商法司管轄のもとに、新政府はまた江戸時代からの酒造株制度を踏襲し、酒造業の掌握に着手した。まず慶応四年五月二十七日に、会計官布達による「酒造規則五カ条」を公布した。そして五月三十日に前述の「商法大意」が出され、すべての商売に対して営業自由の原則と、旧来の冥加金上納の廃止が公表されたにもかかわらず、それは表向きのことで、内実は「猥(みだり)に旧慣を改め、新法を立つるは可ならず」として、むしろ暫定的に旧法を踏襲すべきことを促している。
この「酒造規則五カ条」では、旧酒造株の書換えをもって酒造鑑札とし、その書換料(一時冥加)として旧株鑑札高一〇〇石につき二〇両を徴収することが明らかにされた。
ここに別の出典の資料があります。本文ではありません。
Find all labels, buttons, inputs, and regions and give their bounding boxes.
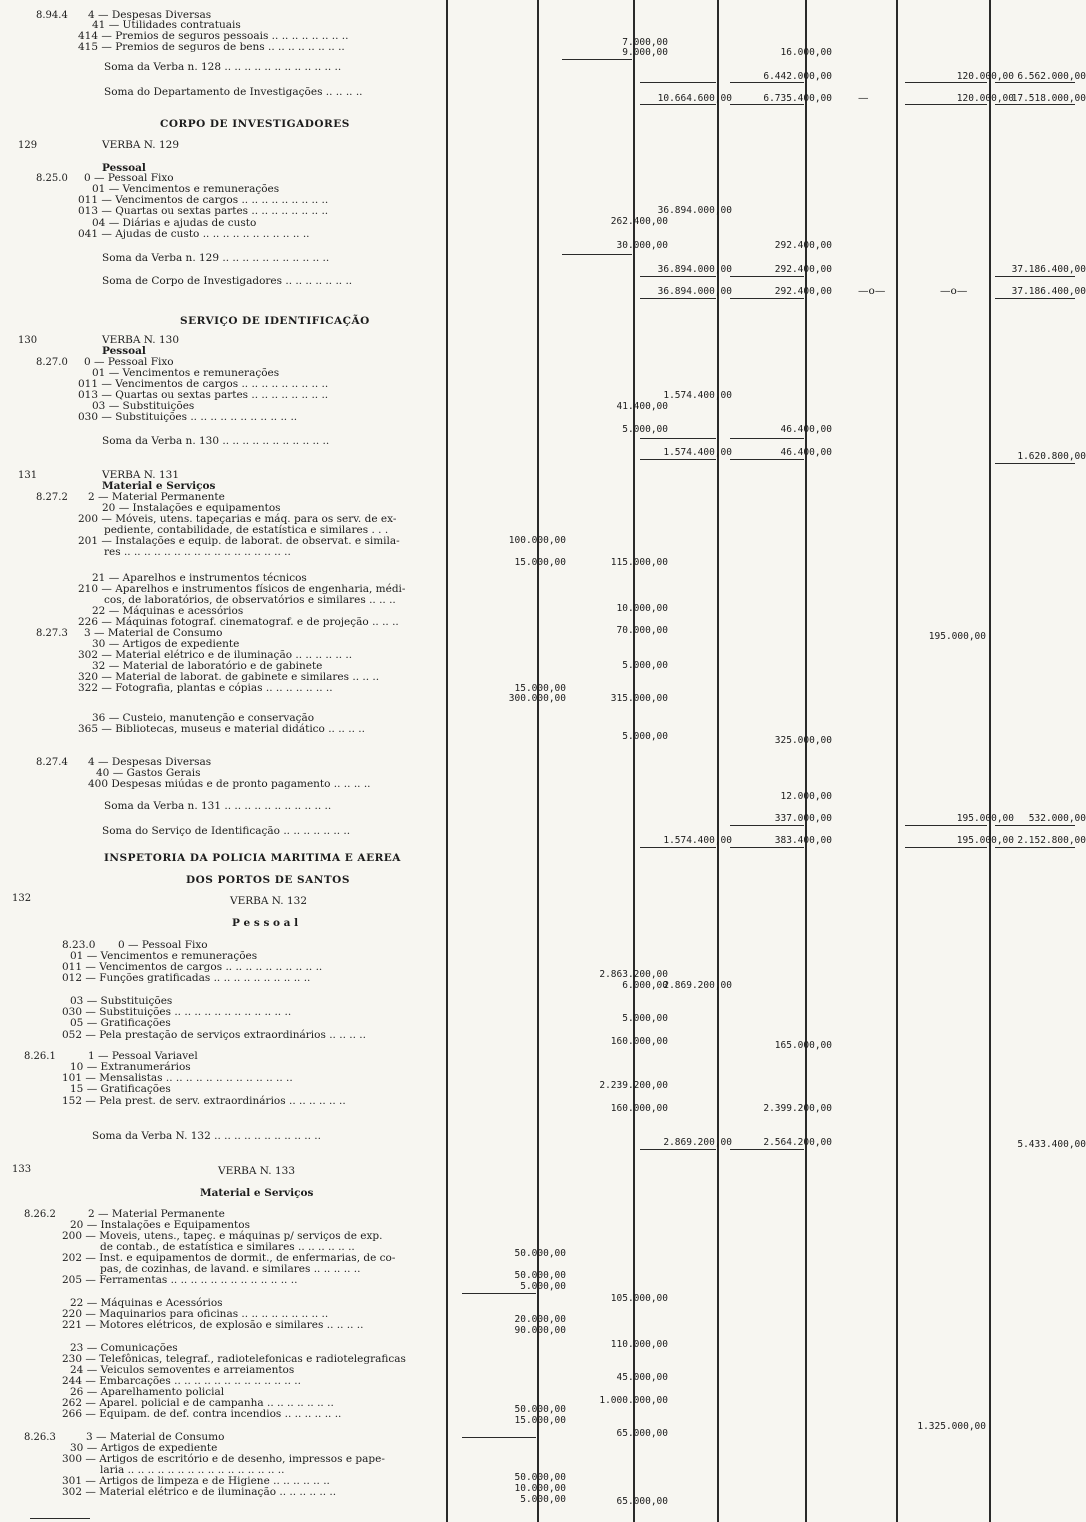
line-text: 3 — Material de Consumo — [84, 627, 223, 639]
line-code: 131 — [18, 470, 38, 481]
line-text: Pessoal — [102, 162, 146, 174]
line-text: 414 — Premios de seguros pessoais .. .. .. .. .. .. .. .. — [78, 30, 349, 42]
amount-value: 160.000,00 — [610, 1036, 668, 1047]
line-text: 01 — Vencimentos e remunerações — [92, 183, 280, 195]
amount-value: 50.000,00 — [514, 1472, 566, 1483]
total-rule — [905, 82, 987, 83]
line-text: cos, de laboratórios, de observatórios e similares .. .. .. — [104, 594, 396, 606]
line-text: 221 — Motores elétricos, de explosão e similares .. .. .. .. — [62, 1319, 364, 1331]
total-rule — [730, 438, 804, 439]
amount-value: 46.400,00 — [780, 424, 832, 435]
line-text: 365 — Bibliotecas, museus e material didático .. .. .. .. — [78, 723, 365, 735]
line-text: Soma da Verba N. 132 .. .. .. .. .. .. .. .. .. .. .. — [92, 1130, 321, 1142]
total-rule — [640, 847, 716, 848]
amount-value: 10.664.600,00 — [657, 93, 732, 104]
total-rule — [905, 847, 987, 848]
dash-mark: —o— — [940, 285, 968, 297]
line-text: 30 — Artigos de expediente — [92, 638, 240, 650]
amount-value: 292.400,00 — [774, 240, 832, 251]
line-text: 30 — Artigos de expediente — [70, 1442, 218, 1454]
amount-value: 262.400,00 — [610, 216, 668, 227]
line-text: 03 — Substituições — [92, 400, 195, 412]
line-text: 20 — Instalações e equipamentos — [102, 502, 281, 514]
line-text: 230 — Telefônicas, telegraf., radiotelefonicas e radiotelegraficas — [62, 1353, 406, 1365]
total-rule — [730, 1149, 804, 1150]
amount-value: 10.000,00 — [514, 1483, 566, 1494]
amount-value: 50.000,00 — [514, 1270, 566, 1281]
total-rule — [640, 276, 716, 277]
amount-value: 6.735.400,00 — [763, 93, 832, 104]
line-text: Soma do Departamento de Investigações .. .. .. .. — [104, 86, 363, 98]
amount-value: 292.400,00 — [774, 286, 832, 297]
line-text: 41 — Utilidades contratuais — [92, 19, 241, 31]
line-text: 400 Despesas miúdas e de pronto pagamento .. .. .. .. — [88, 778, 371, 790]
line-text: 300 — Artigos de escritório e de desenho, impressos e pape- — [62, 1453, 385, 1465]
column-rule — [717, 0, 719, 1522]
amount-value: 15.000,00 — [514, 557, 566, 568]
amount-value: 195.000,00 — [956, 813, 1014, 824]
line-text: 011 — Vencimentos de cargos .. .. .. .. .. .. .. .. .. .. — [62, 961, 323, 973]
amount-value: 1.574.400,00 — [663, 835, 732, 846]
amount-value: 2.869.200,00 — [663, 1137, 732, 1148]
line-code: 8.26.1 — [24, 1051, 56, 1062]
line-code: 8.94.4 — [36, 10, 68, 21]
line-text: 40 — Gastos Gerais — [96, 767, 201, 779]
total-rule — [562, 254, 632, 255]
amount-value: 6.442.000,00 — [763, 71, 832, 82]
line-text: 415 — Premios de seguros de bens .. .. .. .. .. .. .. .. — [78, 41, 345, 53]
amount-value: 165.000,00 — [774, 1040, 832, 1051]
amount-value: 50.000,00 — [514, 1404, 566, 1415]
line-text: de contab., de estatística e similares .. .. .. .. .. .. — [100, 1241, 355, 1253]
amount-value: 337.000,00 — [774, 813, 832, 824]
total-rule — [995, 298, 1075, 299]
line-text: 4 — Despesas Diversas — [88, 9, 212, 21]
line-code: 129 — [18, 140, 38, 151]
line-text: 04 — Diárias e ajudas de custo — [92, 217, 257, 229]
line-text: 226 — Máquinas fotograf. cinematograf. e de projeção .. .. .. — [78, 616, 399, 628]
amount-value: 65.000,00 — [616, 1496, 668, 1507]
line-code: 133 — [12, 1164, 32, 1175]
line-text: 23 — Comunicações — [70, 1342, 178, 1354]
line-text: P e s s o a l — [232, 917, 299, 929]
line-text: 301 — Artigos de limpeza e de Higiene .. .. .. .. .. .. — [62, 1475, 330, 1487]
total-rule — [905, 104, 987, 105]
amount-value: 10.000,00 — [616, 603, 668, 614]
line-text: laria .. .. .. .. .. .. .. .. .. .. .. .. .. .. .. .. — [100, 1464, 285, 1476]
line-text: 302 — Material elétrico e de iluminação .. .. .. .. .. .. — [62, 1486, 337, 1498]
amount-value: 37.186.400,00 — [1011, 264, 1086, 275]
line-code: 132 — [12, 893, 32, 904]
line-text: 205 — Ferramentas .. .. .. .. .. .. .. .. .. .. .. .. .. — [62, 1274, 298, 1286]
amount-value: 5.000,00 — [622, 1013, 668, 1024]
line-text: 21 — Aparelhos e instrumentos técnicos — [92, 572, 307, 584]
amount-value: 5.000,00 — [622, 731, 668, 742]
line-text: 8.23.0 — [62, 939, 96, 951]
line-text: 20 — Instalações e Equipamentos — [70, 1219, 250, 1231]
line-text: 200 — Móveis, utens. tapeçarias e máq. para os serv. de ex- — [78, 513, 397, 525]
amount-value: 36.894.000,00 — [657, 264, 732, 275]
line-text: 24 — Veiculos semoventes e arreiamentos — [70, 1364, 295, 1376]
amount-value: 2.564.200,00 — [763, 1137, 832, 1148]
line-code: 8.27.4 — [36, 757, 68, 768]
amount-value: 5.000,00 — [520, 1281, 566, 1292]
amount-value: 2.863.200,00 — [599, 969, 668, 980]
line-text: 030 — Substituições .. .. .. .. .. .. .. .. .. .. .. .. — [62, 1006, 292, 1018]
section-heading: SERVIÇO DE IDENTIFICAÇÃO — [180, 315, 370, 327]
amount-value: 90.000,00 — [514, 1325, 566, 1336]
total-rule — [730, 459, 804, 460]
amount-value: 30.000,00 — [616, 240, 668, 251]
total-rule — [562, 59, 632, 60]
amount-value: 17.518.000,00 — [1011, 93, 1086, 104]
total-rule — [995, 463, 1075, 464]
amount-value: 110.000,00 — [610, 1339, 668, 1350]
total-rule — [730, 104, 804, 105]
dash-mark: — — [858, 92, 869, 104]
amount-value: 16.000,00 — [780, 47, 832, 58]
amount-value: 160.000,00 — [610, 1103, 668, 1114]
amount-value: 315.000,00 — [610, 693, 668, 704]
line-text: 210 — Aparelhos e instrumentos físicos de engenharia, médi- — [78, 583, 406, 595]
amount-value: 6.000,00 — [622, 980, 668, 991]
line-text: 202 — Inst. e equipamentos de dormit., de enfermarias, de co- — [62, 1252, 396, 1264]
amount-value: 120.000,00 — [956, 93, 1014, 104]
total-rule — [730, 82, 804, 83]
line-text: pediente, contabilidade, de estatística e similares . . . — [104, 524, 389, 536]
amount-value: 36.894.000,00 — [657, 205, 732, 216]
line-text: Material e Serviços — [102, 480, 216, 492]
section-heading: INSPETORIA DA POLICIA MARITIMA E AEREA — [104, 852, 401, 864]
amount-value: 37.186.400,00 — [1011, 286, 1086, 297]
amount-value: 65.000,00 — [616, 1428, 668, 1439]
line-text: 22 — Máquinas e Acessórios — [70, 1297, 223, 1309]
line-text: 030 — Substituições .. .. .. .. .. .. .. .. .. .. .. — [78, 411, 298, 423]
line-code: 8.26.3 — [24, 1432, 56, 1443]
amount-value: 70.000,00 — [616, 625, 668, 636]
total-rule — [995, 276, 1075, 277]
amount-value: 292.400,00 — [774, 264, 832, 275]
total-rule — [730, 298, 804, 299]
line-text: 201 — Instalações e equip. de laborat. de observat. e simila- — [78, 535, 400, 547]
column-rule — [989, 0, 991, 1522]
line-text: 011 — Vencimentos de cargos .. .. .. .. .. .. .. .. .. — [78, 378, 329, 390]
line-text: 2 — Material Permanente — [88, 1208, 225, 1220]
line-text: 2 — Material Permanente — [88, 491, 225, 503]
amount-value: 7.000,00 — [622, 37, 668, 48]
total-rule — [995, 82, 1075, 83]
amount-value: 50.000,00 — [514, 1248, 566, 1259]
line-text: Material e Serviços — [200, 1187, 314, 1199]
amount-value: 2.152.800,00 — [1017, 835, 1086, 846]
line-text: Soma da Verba n. 131 .. .. .. .. .. .. .. .. .. .. .. — [104, 800, 332, 812]
amount-value: 195.000,00 — [956, 835, 1014, 846]
line-text: 244 — Embarcações .. .. .. .. .. .. .. .. .. .. .. .. .. — [62, 1375, 301, 1387]
amount-value: 6.562.000,00 — [1017, 71, 1086, 82]
total-rule — [640, 82, 716, 83]
line-code: 8.26.2 — [24, 1209, 56, 1220]
amount-value: 5.000,00 — [622, 660, 668, 671]
line-text: Soma do Serviço de Identificação .. .. .. .. .. .. .. — [102, 825, 351, 837]
line-text: 322 — Fotografia, plantas e cópias .. .. .. .. .. .. .. — [78, 682, 333, 694]
amount-value: 383.400,00 — [774, 835, 832, 846]
total-rule — [462, 1437, 536, 1438]
line-text: pas, de cozinhas, de lavand. e similares .. .. .. .. .. — [100, 1263, 361, 1275]
section-heading: CORPO DE INVESTIGADORES — [160, 118, 350, 130]
line-text: 22 — Máquinas e acessórios — [92, 605, 244, 617]
line-code: 8.27.0 — [36, 357, 68, 368]
column-rule — [896, 0, 898, 1522]
amount-value: 15.000,00 — [514, 683, 566, 694]
column-rule — [537, 0, 539, 1522]
line-code: 130 — [18, 335, 38, 346]
line-code: 8.27.2 — [36, 492, 68, 503]
amount-value: 1.325.000,00 — [917, 1421, 986, 1432]
amount-value: 120.000,00 — [956, 71, 1014, 82]
line-code: 8.27.3 — [36, 628, 68, 639]
total-rule — [640, 459, 716, 460]
line-text: Soma de Corpo de Investigadores .. .. .. .. .. .. .. — [102, 275, 353, 287]
amount-value: 9.000,00 — [622, 47, 668, 58]
total-rule — [995, 825, 1075, 826]
amount-value: 325.000,00 — [774, 735, 832, 746]
amount-value: 5.433.400,00 — [1017, 1139, 1086, 1150]
line-text: Soma da Verba n. 128 .. .. .. .. .. .. .. .. .. .. .. .. — [104, 61, 342, 73]
line-text: 10 — Extranumerários — [70, 1061, 191, 1073]
amount-value: 300.000,00 — [508, 693, 566, 704]
line-text: 01 — Vencimentos e remunerações — [92, 367, 280, 379]
line-text: VERBA N. 129 — [102, 139, 180, 151]
line-text: 302 — Material elétrico e de iluminação .. .. .. .. .. .. — [78, 649, 353, 661]
amount-value: 100.000,00 — [508, 535, 566, 546]
line-text: 011 — Vencimentos de cargos .. .. .. .. .. .. .. .. .. — [78, 194, 329, 206]
line-text: 0 — Pessoal Fixo — [84, 356, 174, 368]
column-rule — [446, 0, 448, 1522]
amount-value: 115.000,00 — [610, 557, 668, 568]
line-text: 26 — Aparelhamento policial — [70, 1386, 225, 1398]
amount-value: 5.000,00 — [520, 1494, 566, 1505]
line-text: 36 — Custeio, manutenção e conservação — [92, 712, 315, 724]
total-rule — [640, 438, 716, 439]
line-code: 8.25.0 — [36, 173, 68, 184]
amount-value: 12.000,00 — [780, 791, 832, 802]
footer-rule — [30, 1518, 90, 1519]
amount-value: 15.000,00 — [514, 1415, 566, 1426]
total-rule — [995, 104, 1075, 105]
total-rule — [730, 847, 804, 848]
line-text: 013 — Quartas ou sextas partes .. .. .. .. .. .. .. .. — [78, 205, 329, 217]
line-text: 05 — Gratificações — [70, 1017, 171, 1029]
line-text: Pessoal — [102, 345, 146, 357]
line-text: 0 — Pessoal Fixo — [84, 172, 174, 184]
amount-value: 20.000,00 — [514, 1314, 566, 1325]
line-text: 01 — Vencimentos e remunerações — [70, 950, 258, 962]
line-text: 220 — Maquinarios para oficinas .. .. .. .. .. .. .. .. .. — [62, 1308, 329, 1320]
amount-value: 1.574.400,00 — [663, 447, 732, 458]
amount-value: 1.620.800,00 — [1017, 451, 1086, 462]
amount-value: 46.400,00 — [780, 447, 832, 458]
amount-value: 1.574.400,00 — [663, 390, 732, 401]
amount-value: 5.000,00 — [622, 424, 668, 435]
line-text: VERBA N. 133 — [218, 1165, 296, 1177]
total-rule — [730, 825, 804, 826]
amount-value: 45.000,00 — [616, 1372, 668, 1383]
line-text: 200 — Moveis, utens., tapeç. e máquinas p/ serviços de exp. — [62, 1230, 383, 1242]
line-text: 4 — Despesas Diversas — [88, 756, 212, 768]
total-rule — [905, 825, 987, 826]
line-text: Soma da Verba n. 129 .. .. .. .. .. .. .. .. .. .. .. — [102, 252, 330, 264]
line-text: 0 — Pessoal Fixo — [118, 939, 208, 951]
line-text: res .. .. .. .. .. .. .. .. .. .. .. .. .. .. .. .. .. — [104, 546, 291, 558]
dash-mark: —o— — [858, 285, 886, 297]
total-rule — [640, 298, 716, 299]
line-text: VERBA N. 130 — [102, 334, 180, 346]
amount-value: 2.239.200,00 — [599, 1080, 668, 1091]
total-rule — [640, 1149, 716, 1150]
total-rule — [995, 847, 1075, 848]
total-rule — [462, 1293, 536, 1294]
line-text: 262 — Aparel. policial e de campanha .. .. .. .. .. .. .. — [62, 1397, 334, 1409]
line-text: 03 — Substituições — [70, 995, 173, 1007]
line-text: 15 — Gratificações — [70, 1083, 171, 1095]
line-text: 152 — Pela prest. de serv. extraordinários .. .. .. .. .. .. — [62, 1095, 346, 1107]
amount-value: 532.000,00 — [1028, 813, 1086, 824]
line-text: 101 — Mensalistas .. .. .. .. .. .. .. .. .. .. .. .. .. — [62, 1072, 293, 1084]
total-rule — [730, 276, 804, 277]
amount-value: 41.400,00 — [616, 401, 668, 412]
amount-value: 2.869.200,00 — [663, 980, 732, 991]
line-text: 320 — Material de laborat. de gabinete e similares .. .. .. — [78, 671, 380, 683]
line-text: VERBA N. 132 — [230, 895, 308, 907]
line-text: 013 — Quartas ou sextas partes .. .. .. .. .. .. .. .. — [78, 389, 329, 401]
amount-value: 2.399.200,00 — [763, 1103, 832, 1114]
amount-value: 1.000.000,00 — [599, 1395, 668, 1406]
amount-value: 195.000,00 — [928, 631, 986, 642]
line-text: Soma da Verba n. 130 .. .. .. .. .. .. .. .. .. .. .. — [102, 435, 330, 447]
line-text: 3 — Material de Consumo — [86, 1431, 225, 1443]
line-text: 32 — Material de laboratório e de gabinete — [92, 660, 323, 672]
amount-value: 36.894.000,00 — [657, 286, 732, 297]
line-text: 266 — Equipam. de def. contra incendios .. .. .. .. .. .. — [62, 1408, 342, 1420]
amount-value: 105.000,00 — [610, 1293, 668, 1304]
line-text: 041 — Ajudas de custo .. .. .. .. .. .. .. .. .. .. .. — [78, 228, 310, 240]
line-text: 1 — Pessoal Variavel — [88, 1050, 198, 1062]
section-heading: DOS PORTOS DE SANTOS — [186, 874, 350, 886]
line-text: 052 — Pela prestação de serviços extraordinários .. .. .. .. — [62, 1029, 366, 1041]
total-rule — [640, 104, 716, 105]
line-text: 012 — Funções gratificadas .. .. .. .. .. .. .. .. .. .. — [62, 972, 311, 984]
line-text: VERBA N. 131 — [102, 469, 180, 481]
column-rule — [805, 0, 807, 1522]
この徴収は、当初新政府の直轄地域にのみ限られていた。その後、八月二十日の会計官布達で、はじめて全国一律に一時冥加が一〇〇石につき金一〇両に引き下げられた。そして商法司のもとで、酒造石高の調査取締りがなされた。
つづいて、明治二(一八六九)年十二月には、民部省達をもって「酒造並ニ濁酒造株(にごりざけつくりかぶ)鑑札渡方並ニ年々冥加上納方」が公布された。これによると、一時冥加として一〇〇石につき金一〇両のほか、年々冥加として一〇〇石につき金一〇両を上納すべきことを決めている。すなわちここでは酒造税を営業税(一時冥加)と醸造税(年々冥加)の二本立てとし、それを全国画一に明治二年に設置された通商司の管轄のもとにおき、酒造制度改編への第一歩を踏みだしたのである。この通商司とはさきの商法司に代わって、単に旧幕府領のみを対象とせず、全国的規模で、広く商工業の掌握と殖産興業を意図してとられた措置で、生産者―地方商社―通商為替会社という系列のもとに諸国産物の流通を把握し、全国的商品流通機構の成立を目指したものであった。